1970年代以降は、自立型の立体作品を多く手がけるようになる。展示空間では作品の周囲を歩きながら、角度によって大きく変わる表情を鑑賞できる。あわせて展示されている多田美波研究所の記録写真からは、メンバーと顔を突き合わせ、研究を繰り返していた熱気ある現場の様子が伝わってくる。また、自身の作品スケールが拡大するにつれ、職人や技術者との協業が増加。多田が自ら工場へ何度も足を運び、現場と対話を重ねながら制作を進めていた背景も明かされている。


本展のもうひとつの見どころとして、天井高19メートルのアトリウム空間に展開された大型作品群の展示が挙げられる。なかでも頭上に吊られた《翔》(1986)は圧倒的な存在感を放つ。南足柄市庁舎に設置されていた本作は、2枚のステンレスを溶接した多田初の「吊り彫刻」だが、後に地震に対する防災上の理由から撤去されていた。本展での再現は非常に貴重な機会となる。

また、唯一のステンレス鋳物作品《究》(1999)は、多田が脳梗塞による半身麻痺を克服しようとするなかで生み出された作品だ。一時は作家活動を断念することも頭をよぎったという多田だが、創作への意欲は衰えず、動く右手だけで巨大な粘土を造形し、型をつくったという。多田美波研究所所長の岩本八千代が「多田の魂そのもののかたち」と語る通り、力強い生命力が宿る作品だ。

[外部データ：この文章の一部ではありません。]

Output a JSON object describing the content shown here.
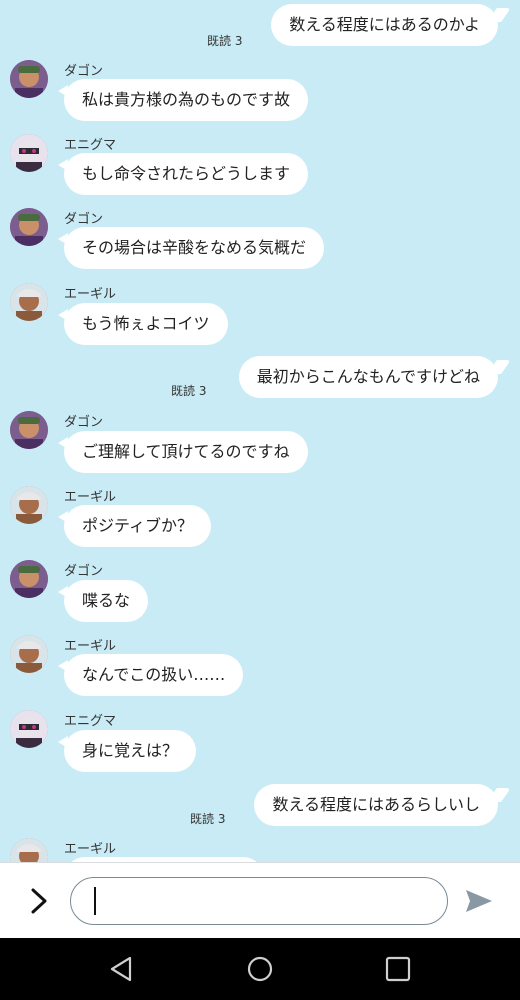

さらに、現存しない作品や建築と不可分な作品の「再制作・再構成」も見逃せない。洗面台のボールチェーンを用いたシャンデリア《チェーンデリア》(1963)は、皇居・新宮殿の光造形を手がけるきっかけとなった記念碑的作品で、多田美波研究所の全面協力のもと原寸大で復元された。また、リーガロイヤルホテル大阪の《瑞雲》(1973)の一部も、当時のクリスタルガラスパーツ約3000個を用いて再現されている。

展覧会の最後を締めくくるのは、多田が手がけた最後の作品だ。かつて「手癖」を嫌って離れた油彩画に、多田は晩年再び向き合った。描いた油彩画を陶板へ転写し、ラスター釉で仕上げたレリーフ《瑞光》(2013)が遺作となった。本展は、その原案となった油彩画で幕を閉じる。
周囲を巻き込みながら、あくなき探究心で「光」と素材に挑み続けた多田美波。その軌跡をたどる本展は、彼女が放った光の輝きが時代を超えていまなお鮮やかであることを実感させてくれるはずだ。